Q. Êtes-vous intéressé par le baroque espagnol ?

R. Mon ami Jordi (Savall) a découvert pour moi les merveilles de la culture espagnole. Mais j’avoue que je ne comprends pas tout (secoue modestement la tête). Je ne comprends pas plus Cervantès que Rabelais.

J’ai toujours été très limité, comme si je ne pouvais aimer que le sérieux

Q. Savez-vous pourquoi ?

R. J’ai toujours été très limité, comme si je ne pouvais aimer que ce qui est sérieux.

Q. Votre œuvre regorge de musiciens vertueux qui refusent de faire connaître leurs créations.

R. Je suis fasciné par le geste de consacrer une vie à une œuvre monumentale et de ne la montrer à personne. Robert Walser ou Saint Simon, dont les mémoires ont été retrouvées dans une valise, n’écrivaient pour personne, de même qu’une fleur ne pousse nulle part.

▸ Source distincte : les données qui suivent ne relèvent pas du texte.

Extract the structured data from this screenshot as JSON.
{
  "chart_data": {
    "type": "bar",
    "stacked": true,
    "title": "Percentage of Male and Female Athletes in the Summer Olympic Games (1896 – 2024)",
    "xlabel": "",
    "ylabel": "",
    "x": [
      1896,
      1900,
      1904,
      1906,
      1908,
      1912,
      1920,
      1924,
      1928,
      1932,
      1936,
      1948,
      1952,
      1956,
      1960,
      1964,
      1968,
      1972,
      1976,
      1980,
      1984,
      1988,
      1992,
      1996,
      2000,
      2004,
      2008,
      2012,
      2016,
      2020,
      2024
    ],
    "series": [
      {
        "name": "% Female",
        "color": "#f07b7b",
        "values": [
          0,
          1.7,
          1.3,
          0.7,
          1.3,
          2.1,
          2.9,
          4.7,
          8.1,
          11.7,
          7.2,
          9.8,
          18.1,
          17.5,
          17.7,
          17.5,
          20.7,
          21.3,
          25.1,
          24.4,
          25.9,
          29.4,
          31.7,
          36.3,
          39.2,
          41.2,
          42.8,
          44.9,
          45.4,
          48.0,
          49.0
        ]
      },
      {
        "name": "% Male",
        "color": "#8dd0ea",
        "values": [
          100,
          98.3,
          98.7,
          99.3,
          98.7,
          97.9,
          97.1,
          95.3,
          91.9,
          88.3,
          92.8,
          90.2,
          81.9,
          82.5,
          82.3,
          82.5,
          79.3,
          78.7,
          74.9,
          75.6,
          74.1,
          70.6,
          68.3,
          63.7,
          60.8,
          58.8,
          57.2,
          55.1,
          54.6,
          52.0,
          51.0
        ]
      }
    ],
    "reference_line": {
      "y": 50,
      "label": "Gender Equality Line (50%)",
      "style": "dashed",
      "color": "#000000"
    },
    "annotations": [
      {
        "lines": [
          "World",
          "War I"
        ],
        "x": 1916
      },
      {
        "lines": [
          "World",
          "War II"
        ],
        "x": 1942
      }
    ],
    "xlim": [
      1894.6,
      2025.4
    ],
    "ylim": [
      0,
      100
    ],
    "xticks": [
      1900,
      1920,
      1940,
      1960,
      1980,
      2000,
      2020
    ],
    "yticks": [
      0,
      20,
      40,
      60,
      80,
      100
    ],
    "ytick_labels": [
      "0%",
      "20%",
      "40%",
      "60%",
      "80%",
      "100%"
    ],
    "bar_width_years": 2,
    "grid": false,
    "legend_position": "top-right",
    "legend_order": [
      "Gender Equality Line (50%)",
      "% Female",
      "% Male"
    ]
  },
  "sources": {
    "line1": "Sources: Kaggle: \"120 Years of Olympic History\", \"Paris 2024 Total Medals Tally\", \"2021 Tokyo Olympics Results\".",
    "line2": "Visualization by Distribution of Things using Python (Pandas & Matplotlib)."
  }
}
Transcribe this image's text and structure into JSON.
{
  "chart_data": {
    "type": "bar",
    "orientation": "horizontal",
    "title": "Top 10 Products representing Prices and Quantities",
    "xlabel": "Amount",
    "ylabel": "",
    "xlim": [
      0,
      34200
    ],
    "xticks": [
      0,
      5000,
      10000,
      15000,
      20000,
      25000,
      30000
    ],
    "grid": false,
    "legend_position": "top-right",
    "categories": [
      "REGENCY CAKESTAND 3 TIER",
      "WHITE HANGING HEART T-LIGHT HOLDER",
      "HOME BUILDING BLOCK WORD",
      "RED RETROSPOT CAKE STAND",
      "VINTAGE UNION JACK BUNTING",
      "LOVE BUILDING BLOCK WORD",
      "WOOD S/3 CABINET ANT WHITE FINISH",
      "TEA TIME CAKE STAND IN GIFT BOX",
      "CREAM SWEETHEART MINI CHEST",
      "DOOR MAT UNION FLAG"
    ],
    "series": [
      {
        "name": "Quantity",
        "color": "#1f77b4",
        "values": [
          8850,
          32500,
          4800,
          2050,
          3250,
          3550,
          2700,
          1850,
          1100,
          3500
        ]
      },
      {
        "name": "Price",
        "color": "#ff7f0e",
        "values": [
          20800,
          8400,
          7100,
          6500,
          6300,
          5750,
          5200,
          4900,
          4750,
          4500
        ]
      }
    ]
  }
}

Q. Pour qui écrivez-vous ?

R. Je soupçonne que mes livres ne sont pas faciles. J’ai eu la chance d’être bien accueilli par les critiques et les lecteurs lorsque j’ai commencé à publier. Mais si ça n’avait pas été comme ça, même si personne ne m’attendait de l’autre côté, j’aurais continué à écrire.

Q. Jusqu’à quand ?

R. Si la maladie me respecte, jusqu’à toujours.

P. Écrivez en respirant.

R. C’est une forme d’ascétisme. Mais oui, respirer, c’est créer un vide, dégager la cage thoracique, l’âme. Écrivez aussi. L’une des fonctions du sommeil est de digérer la journée précédente. Je dois souffrir d’une certaine carence car j’ai toujours eu besoin de récapituler ce que j’ai vécu en écrivant. Je commence vers trois ou quatre heures du matin. Je me couche à l’heure de bébé. Pour un Espagnol, cela doit être incompréhensible (rires).

L’aube est bien plus belle que le crépuscule

P. Convénzame.

R. La beauté de l’aube. C’est bien plus beau que le crépuscule.

Q. Que lisez-vous ces jours-ci ?

R. Dernièrement je me suis abonné à des revues scientifiques, je ne comprends pas grand chose mais c’est justement ce qui me satisfait. On dit que nous vivons à une époque dépourvue de mythes, ce n’est pas vrai. La science est notre catalogue mythologique, vraiment magnifique.

Q. D’où vient cette capacité permanente d’émerveillement ?

R. Disons que j’aime garder les yeux ouverts.